In this post, we propose two proofs of the Kantorovich inequality, one based on probability theory and the other one based on optimization theory.

Let $A \in \mathbb{R}^{n \times n}$ be a given symmetric positive definite matrix and denote its eigenvalues $\lambda_1 \le \lambda_2 \le \dots \le \lambda_n$. The Kantorovich inequality states that for all vector $x \in \mathbb{R}^n$ of unit norm, we have $$ \langle x, A x \rangle \langle x, A^{-1} x \rangle \le \frac{(\lambda_1 + \lambda_n)^2}{4 \lambda_1 \lambda_n}.$$ Such an inequality is widely used in convergence analysis (e.g., the convergence rate of the steepest descent method can be derived from the Kantorovich inequality).

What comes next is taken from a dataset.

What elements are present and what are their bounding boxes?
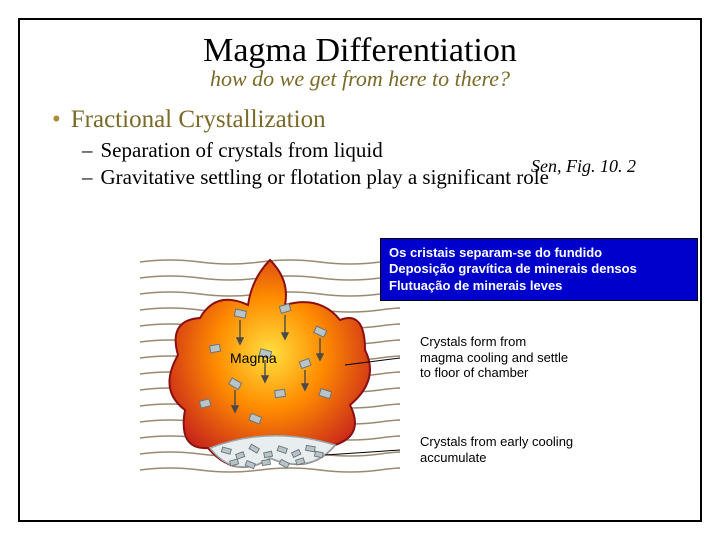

Proof based on probability theory#

We first state three lemmas on which we will base our proof.

Lemma 1. Let $X$ and $Y$ be two jointly distributed real-valued random variables with finite second-order moments. Then $$\mathbb{E}[X] \mathbb{E}[Y] \le \mathbb{E}[XY] + \sqrt{\operatorname{Var}[X] \operatorname{Var}[Y]}.$$

Proof. This is a direct consequence of the Cauchy-Schwarz inequality applied to $\operatorname{Var}[X] \operatorname{Var}[Y]$.

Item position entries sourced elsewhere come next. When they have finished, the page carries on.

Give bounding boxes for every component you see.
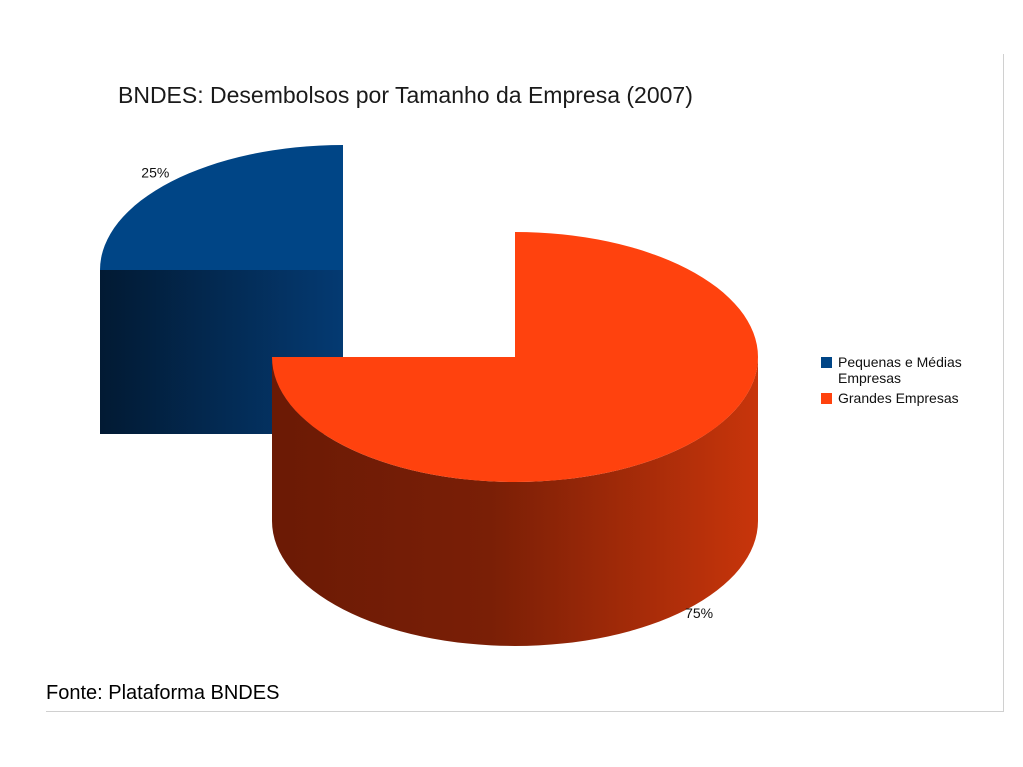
legend-label-grandes: Grandes Empresas [838, 390, 959, 406]
data-label-pequenas-medias: 25% [141, 165, 169, 181]
slice-top-grandes [272, 232, 758, 482]
frame-border-bottom [46, 711, 1004, 712]
legend-label-pequenas-medias: Pequenas e Médias Empresas [838, 354, 962, 386]
frame-border-right [1003, 54, 1004, 712]
data-label-grandes: 75% [685, 605, 713, 621]
legend-swatch-grandes [821, 393, 832, 404]
legend-item-grandes: Grandes Empresas [821, 390, 1001, 406]
slice-top-pequenas-medias [100, 145, 343, 270]
legend-item-pequenas-medias: Pequenas e Médias Empresas [821, 354, 1001, 386]
slice-side-grandes [272, 357, 758, 646]
source-note: Fonte: Plataforma BNDES [46, 682, 280, 704]
slice-grandes [272, 232, 758, 646]
legend-swatch-pequenas-medias [821, 357, 832, 368]
chart-title: BNDES: Desembolsos por Tamanho da Empres… [118, 82, 693, 108]
legend: Pequenas e Médias Empresas Grandes Empre… [821, 354, 1001, 410]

Lemma 2. (Popoviciu’s inequality) Let $X$ be a real-valued random variable taking values in $[\alpha, \beta]$, with $\alpha \le \beta$. Then $$\operatorname{Var}[X] \le \frac{(\beta - \alpha)^2}{4}.$$

Proof. Let $\varphi$ be the univariate function defined by $\varphi(t) = \mathbb{E}[(X - t)^2]$. It easily reaches its minimum at $t = \mathbb{E}[X]$, so that $$\operatorname{Var}[X] = \varphi(\mathbb{E}[X]) \le \varphi \bigg(\frac{\alpha + \beta}{2}\bigg) = \frac{\mathbb{E}[(2X - \alpha - \beta)^2]}{4}.$$ Remarking that $X - \alpha \ge 0$ and $X - \beta \le 0$, we thus obtain the desired result.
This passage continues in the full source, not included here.